All countries that are party to the United Nations Framework Convention on Climate Change are working towards a new global agreement that will have legally binding commitments for all major emitters.

This agreement – which will include China, the United States, the European Union, India, Japan, Brazil and South Korea – is to be finalised by 2015 and start in 2020. 

Australia’s preparedness to join a second commitment period of the Kyoto Protocol at the UN climate change negotiations from November 26 to December 7 will be conditional on:

Continued progress in international negotiations towards the new 2015 agreement;

The second commitment period ending in 2020 in line with the start of the new agreement;

Access to the Kyoto market mechanisms, including the Clean Development Mechanism, from  January 1, 2013;

The existing land sector rules continuing, providing opportunities to cut emissions through better land management, including under the Carbon Farming Initiative;

The rules applying to carryover of units from the first commitment period of the Kyoto Protocol being appropriate for Australia.

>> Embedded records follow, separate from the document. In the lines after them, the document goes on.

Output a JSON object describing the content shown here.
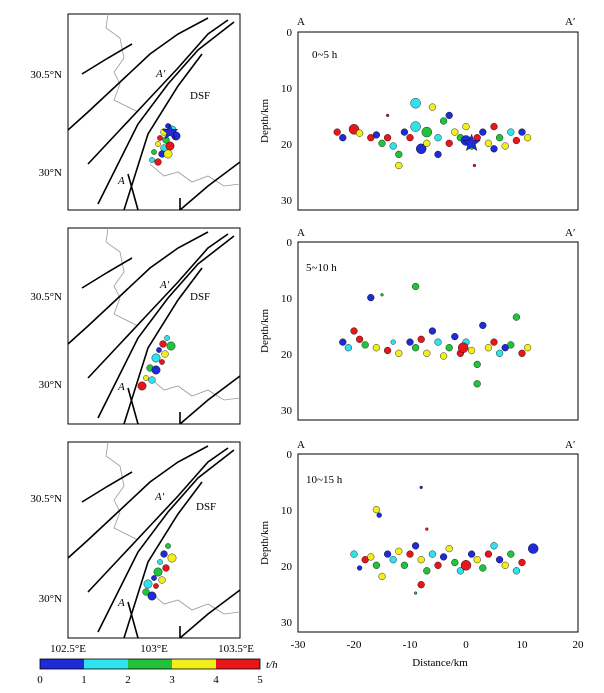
{
  "figure": {
    "distance_label": "Distance/km",
    "depth_label": "Depth/km",
    "section_start": "A",
    "section_end": "A′",
    "fault_label": "DSF",
    "x_ticks": [
      "-30",
      "-20",
      "-10",
      "0",
      "10",
      "20"
    ],
    "depth_ticks": [
      "0",
      "10",
      "20",
      "30"
    ],
    "lat_ticks": [
      "30.5°N",
      "30°N"
    ],
    "lon_ticks": [
      "102.5°E",
      "103°E",
      "103.5°E"
    ],
    "colorbar": {
      "unit": "t/h",
      "ticks": [
        "0",
        "1",
        "2",
        "3",
        "4",
        "5"
      ],
      "colors": [
        "#1f2bd6",
        "#2fe3ee",
        "#22c33a",
        "#f2ee1c",
        "#e8151b"
      ]
    },
    "panels": [
      {
        "time_label": "0~5 h"
      },
      {
        "time_label": "5~10 h"
      },
      {
        "time_label": "10~15 h"
      }
    ]
  },
  "chart_data": [
    {
      "type": "scatter",
      "title": "0~5 h",
      "xlabel": "Distance/km",
      "ylabel": "Depth/km",
      "xlim": [
        -30,
        20
      ],
      "ylim": [
        32,
        0
      ],
      "color_scale": {
        "name": "t/h",
        "range": [
          0,
          5
        ]
      },
      "points": [
        {
          "x": -23,
          "y": 18,
          "t": 4.5,
          "m": 1
        },
        {
          "x": -22,
          "y": 19,
          "t": 0.5,
          "m": 1
        },
        {
          "x": -20,
          "y": 17.5,
          "t": 4.5,
          "m": 2
        },
        {
          "x": -19,
          "y": 18.2,
          "t": 3.5,
          "m": 1
        },
        {
          "x": -17,
          "y": 19,
          "t": 4.5,
          "m": 1
        },
        {
          "x": -16,
          "y": 18.5,
          "t": 0.5,
          "m": 1
        },
        {
          "x": -15,
          "y": 20,
          "t": 2.5,
          "m": 1
        },
        {
          "x": -14,
          "y": 19,
          "t": 4.5,
          "m": 1.5
        },
        {
          "x": -13,
          "y": 20.5,
          "t": 1.5,
          "m": 1
        },
        {
          "x": -12,
          "y": 22,
          "t": 2.5,
          "m": 1
        },
        {
          "x": -11,
          "y": 18,
          "t": 0.5,
          "m": 1.5
        },
        {
          "x": -10,
          "y": 19,
          "t": 4.5,
          "m": 1
        },
        {
          "x": -9,
          "y": 17,
          "t": 1.5,
          "m": 2
        },
        {
          "x": -9,
          "y": 12.8,
          "t": 1.5,
          "m": 2
        },
        {
          "x": -8,
          "y": 21,
          "t": 0.5,
          "m": 2
        },
        {
          "x": -7,
          "y": 20,
          "t": 3.5,
          "m": 1
        },
        {
          "x": -7,
          "y": 18,
          "t": 2.5,
          "m": 2
        },
        {
          "x": -6,
          "y": 13.5,
          "t": 3.5,
          "m": 1
        },
        {
          "x": -5,
          "y": 22,
          "t": 0.5,
          "m": 1
        },
        {
          "x": -5,
          "y": 19,
          "t": 1.5,
          "m": 1
        },
        {
          "x": -4,
          "y": 16,
          "t": 2.5,
          "m": 1
        },
        {
          "x": -3,
          "y": 15,
          "t": 0.5,
          "m": 1
        },
        {
          "x": -3,
          "y": 20,
          "t": 4.5,
          "m": 1
        },
        {
          "x": -2,
          "y": 18,
          "t": 3.5,
          "m": 1.5
        },
        {
          "x": -1,
          "y": 19,
          "t": 2.5,
          "m": 1
        },
        {
          "x": 0,
          "y": 17,
          "t": 3.5,
          "m": 1
        },
        {
          "x": 0,
          "y": 19.5,
          "t": 0.5,
          "m": 2
        },
        {
          "x": 1,
          "y": 20.5,
          "t": 2.5,
          "m": 1
        },
        {
          "x": 1.5,
          "y": 24,
          "t": 4.5,
          "m": 0
        },
        {
          "x": 2,
          "y": 19,
          "t": 4.5,
          "m": 1
        },
        {
          "x": 3,
          "y": 18,
          "t": 0.5,
          "m": 1
        },
        {
          "x": 4,
          "y": 20,
          "t": 3.5,
          "m": 1
        },
        {
          "x": 5,
          "y": 17,
          "t": 4.5,
          "m": 1
        },
        {
          "x": 5,
          "y": 21,
          "t": 0.5,
          "m": 1
        },
        {
          "x": 6,
          "y": 19,
          "t": 2.5,
          "m": 1
        },
        {
          "x": 7,
          "y": 20.5,
          "t": 3.5,
          "m": 1
        },
        {
          "x": 8,
          "y": 18,
          "t": 1.5,
          "m": 1
        },
        {
          "x": 9,
          "y": 19.5,
          "t": 4.5,
          "m": 1
        },
        {
          "x": 10,
          "y": 18,
          "t": 0.5,
          "m": 1.5
        },
        {
          "x": 11,
          "y": 19,
          "t": 3.5,
          "m": 1
        },
        {
          "x": -12,
          "y": 24,
          "t": 3.5,
          "m": 1
        },
        {
          "x": -14,
          "y": 15,
          "t": 4.5,
          "m": 0
        },
        {
          "x": 1,
          "y": 20,
          "t": 0.5,
          "m": 2,
          "star": true
        }
      ]
    },
    {
      "type": "scatter",
      "title": "5~10 h",
      "xlabel": "Distance/km",
      "ylabel": "Depth/km",
      "xlim": [
        -30,
        20
      ],
      "ylim": [
        32,
        0
      ],
      "color_scale": {
        "name": "t/h",
        "range": [
          0,
          5
        ]
      },
      "points": [
        {
          "x": -17,
          "y": 10,
          "t": 0.5,
          "m": 1
        },
        {
          "x": -15,
          "y": 9.5,
          "t": 2.5,
          "m": 0
        },
        {
          "x": -9,
          "y": 8,
          "t": 2.5,
          "m": 1
        },
        {
          "x": -22,
          "y": 18,
          "t": 0.5,
          "m": 1
        },
        {
          "x": -21,
          "y": 19,
          "t": 1.5,
          "m": 1
        },
        {
          "x": -20,
          "y": 16,
          "t": 4.5,
          "m": 1
        },
        {
          "x": -18,
          "y": 18.5,
          "t": 2.5,
          "m": 1
        },
        {
          "x": -16,
          "y": 19,
          "t": 3.5,
          "m": 1
        },
        {
          "x": -14,
          "y": 19.5,
          "t": 4.5,
          "m": 1
        },
        {
          "x": -13,
          "y": 18,
          "t": 1.5,
          "m": 0.5
        },
        {
          "x": -12,
          "y": 20,
          "t": 3.5,
          "m": 1
        },
        {
          "x": -10,
          "y": 18,
          "t": 0.5,
          "m": 1
        },
        {
          "x": -9,
          "y": 19,
          "t": 2.5,
          "m": 1
        },
        {
          "x": -8,
          "y": 17.5,
          "t": 4.5,
          "m": 1
        },
        {
          "x": -7,
          "y": 20,
          "t": 3.5,
          "m": 1
        },
        {
          "x": -6,
          "y": 16,
          "t": 0.5,
          "m": 1
        },
        {
          "x": -5,
          "y": 18,
          "t": 1.5,
          "m": 1
        },
        {
          "x": -4,
          "y": 20.5,
          "t": 3.5,
          "m": 1
        },
        {
          "x": -3,
          "y": 19,
          "t": 2.5,
          "m": 1
        },
        {
          "x": -2,
          "y": 17,
          "t": 0.5,
          "m": 1
        },
        {
          "x": -1,
          "y": 20,
          "t": 4.5,
          "m": 1.5
        },
        {
          "x": 0,
          "y": 18,
          "t": 1.5,
          "m": 1
        },
        {
          "x": 1,
          "y": 19.5,
          "t": 3.5,
          "m": 1
        },
        {
          "x": 2,
          "y": 22,
          "t": 2.5,
          "m": 1
        },
        {
          "x": 2,
          "y": 25.5,
          "t": 2.5,
          "m": 1
        },
        {
          "x": 3,
          "y": 15,
          "t": 0.5,
          "m": 1
        },
        {
          "x": 4,
          "y": 19,
          "t": 3.5,
          "m": 1
        },
        {
          "x": 5,
          "y": 18,
          "t": 4.5,
          "m": 1
        },
        {
          "x": 6,
          "y": 20,
          "t": 1.5,
          "m": 1
        },
        {
          "x": 7,
          "y": 19,
          "t": 0.5,
          "m": 1
        },
        {
          "x": 8,
          "y": 18.5,
          "t": 2.5,
          "m": 1
        },
        {
          "x": 9,
          "y": 13.5,
          "t": 2.5,
          "m": 1
        },
        {
          "x": 10,
          "y": 20,
          "t": 4.5,
          "m": 1
        },
        {
          "x": 11,
          "y": 19,
          "t": 3.5,
          "m": 1
        },
        {
          "x": -19,
          "y": 17.5,
          "t": 4.5,
          "m": 1
        },
        {
          "x": -0.5,
          "y": 19,
          "t": 4.5,
          "m": 2
        }
      ]
    },
    {
      "type": "scatter",
      "title": "10~15 h",
      "xlabel": "Distance/km",
      "ylabel": "Depth/km",
      "xlim": [
        -30,
        20
      ],
      "ylim": [
        32,
        0
      ],
      "color_scale": {
        "name": "t/h",
        "range": [
          0,
          5
        ]
      },
      "points": [
        {
          "x": -8,
          "y": 6,
          "t": 0.5,
          "m": 0
        },
        {
          "x": -16,
          "y": 10,
          "t": 3.5,
          "m": 1
        },
        {
          "x": -15.5,
          "y": 11,
          "t": 0.5,
          "m": 0.5
        },
        {
          "x": -20,
          "y": 18,
          "t": 1.5,
          "m": 1.5
        },
        {
          "x": -18,
          "y": 19,
          "t": 4.5,
          "m": 1
        },
        {
          "x": -17,
          "y": 18.5,
          "t": 3.5,
          "m": 1
        },
        {
          "x": -16,
          "y": 20,
          "t": 2.5,
          "m": 1
        },
        {
          "x": -15,
          "y": 22,
          "t": 3.5,
          "m": 1
        },
        {
          "x": -14,
          "y": 18,
          "t": 0.5,
          "m": 1
        },
        {
          "x": -13,
          "y": 19,
          "t": 1.5,
          "m": 1
        },
        {
          "x": -12,
          "y": 17.5,
          "t": 3.5,
          "m": 1
        },
        {
          "x": -11,
          "y": 20,
          "t": 2.5,
          "m": 1
        },
        {
          "x": -10,
          "y": 18,
          "t": 4.5,
          "m": 1
        },
        {
          "x": -9,
          "y": 16.5,
          "t": 0.5,
          "m": 1
        },
        {
          "x": -8,
          "y": 19,
          "t": 3.5,
          "m": 1
        },
        {
          "x": -7,
          "y": 21,
          "t": 2.5,
          "m": 1
        },
        {
          "x": -6,
          "y": 18,
          "t": 1.5,
          "m": 1
        },
        {
          "x": -5,
          "y": 20,
          "t": 4.5,
          "m": 1
        },
        {
          "x": -4,
          "y": 18.5,
          "t": 0.5,
          "m": 1
        },
        {
          "x": -3,
          "y": 17,
          "t": 3.5,
          "m": 1
        },
        {
          "x": -2,
          "y": 19.5,
          "t": 2.5,
          "m": 1
        },
        {
          "x": -1,
          "y": 21,
          "t": 1.5,
          "m": 1
        },
        {
          "x": 0,
          "y": 20,
          "t": 4.5,
          "m": 2
        },
        {
          "x": 1,
          "y": 18,
          "t": 0.5,
          "m": 1
        },
        {
          "x": 2,
          "y": 19,
          "t": 3.5,
          "m": 1
        },
        {
          "x": 3,
          "y": 20.5,
          "t": 2.5,
          "m": 1
        },
        {
          "x": 4,
          "y": 18,
          "t": 4.5,
          "m": 1
        },
        {
          "x": 5,
          "y": 16.5,
          "t": 1.5,
          "m": 1
        },
        {
          "x": 6,
          "y": 19,
          "t": 0.5,
          "m": 1
        },
        {
          "x": 7,
          "y": 20,
          "t": 3.5,
          "m": 1
        },
        {
          "x": 8,
          "y": 18,
          "t": 2.5,
          "m": 1
        },
        {
          "x": 9,
          "y": 21,
          "t": 1.5,
          "m": 1
        },
        {
          "x": 10,
          "y": 19.5,
          "t": 4.5,
          "m": 1
        },
        {
          "x": 12,
          "y": 17,
          "t": 0.5,
          "m": 2
        },
        {
          "x": -8,
          "y": 23.5,
          "t": 4.5,
          "m": 1.5
        },
        {
          "x": -9,
          "y": 25,
          "t": 2.5,
          "m": 0
        },
        {
          "x": -7,
          "y": 13.5,
          "t": 4.5,
          "m": 0
        },
        {
          "x": -19,
          "y": 20.5,
          "t": 0.5,
          "m": 0.5
        }
      ]
    }
  ],
  "map_events": [
    [
      [
        100,
        112
      ],
      [
        96,
        118
      ],
      [
        104,
        116
      ],
      [
        92,
        124
      ],
      [
        98,
        126
      ],
      [
        108,
        122
      ],
      [
        90,
        130
      ],
      [
        96,
        134
      ],
      [
        102,
        132
      ],
      [
        86,
        138
      ],
      [
        94,
        140
      ],
      [
        100,
        140
      ],
      [
        84,
        146
      ],
      [
        90,
        148
      ]
    ],
    [
      [
        99,
        110
      ],
      [
        95,
        116
      ],
      [
        103,
        118
      ],
      [
        91,
        122
      ],
      [
        97,
        126
      ],
      [
        88,
        130
      ],
      [
        94,
        134
      ],
      [
        82,
        140
      ],
      [
        88,
        142
      ],
      [
        78,
        150
      ],
      [
        84,
        152
      ],
      [
        74,
        158
      ]
    ],
    [
      [
        100,
        104
      ],
      [
        96,
        112
      ],
      [
        104,
        116
      ],
      [
        92,
        120
      ],
      [
        98,
        126
      ],
      [
        90,
        130
      ],
      [
        86,
        136
      ],
      [
        94,
        138
      ],
      [
        80,
        142
      ],
      [
        88,
        144
      ],
      [
        78,
        150
      ],
      [
        84,
        154
      ]
    ]
  ]
}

In Doha, Australia will commit to limiting its greenhouse gas emissions from 2013 to 2020 with a Kyoto target consistent with the bipartisan target of reducing emissions to five per cent below 2000 levels by 2020.

In no way does this rule out the option later of moving up Australia’s 2020 target range of 5 to 15 per cent, or 25 per cent, below 2000 levels if Australia’s target conditions relating to the extent of global action are met.

The intention to join a second commitment period does not constrain the role of the independent Climate Change Authority which will advise the government on a national target and carbon budgets for the emissions trading scheme by early 2014.

"As the world increases the extent of its action on climate change, Australia’s domestic scheme means that we have the ability to match that action," Combet said.

Australia joins 36 other countries in planning to take on a Kyoto target to restrain emissions between 2013 and 2020.

At last year’s UN negotiations in Durban, all countries decided that new global warming potential factors set out in the Fourth Assessment Report of the Intergovernmental Panel on Climate Change would be used to calculate emissions as part of the international accounting framework starting from 2013.

It is up to individual countries as to when these new values are applied domestically.

"Australia will apply the new values to determine liabilities under the carbon pricing mechanism and synthetic greenhouse gas arrangements from 2017-18, giving liable entities notice and time to prepare," Combet said.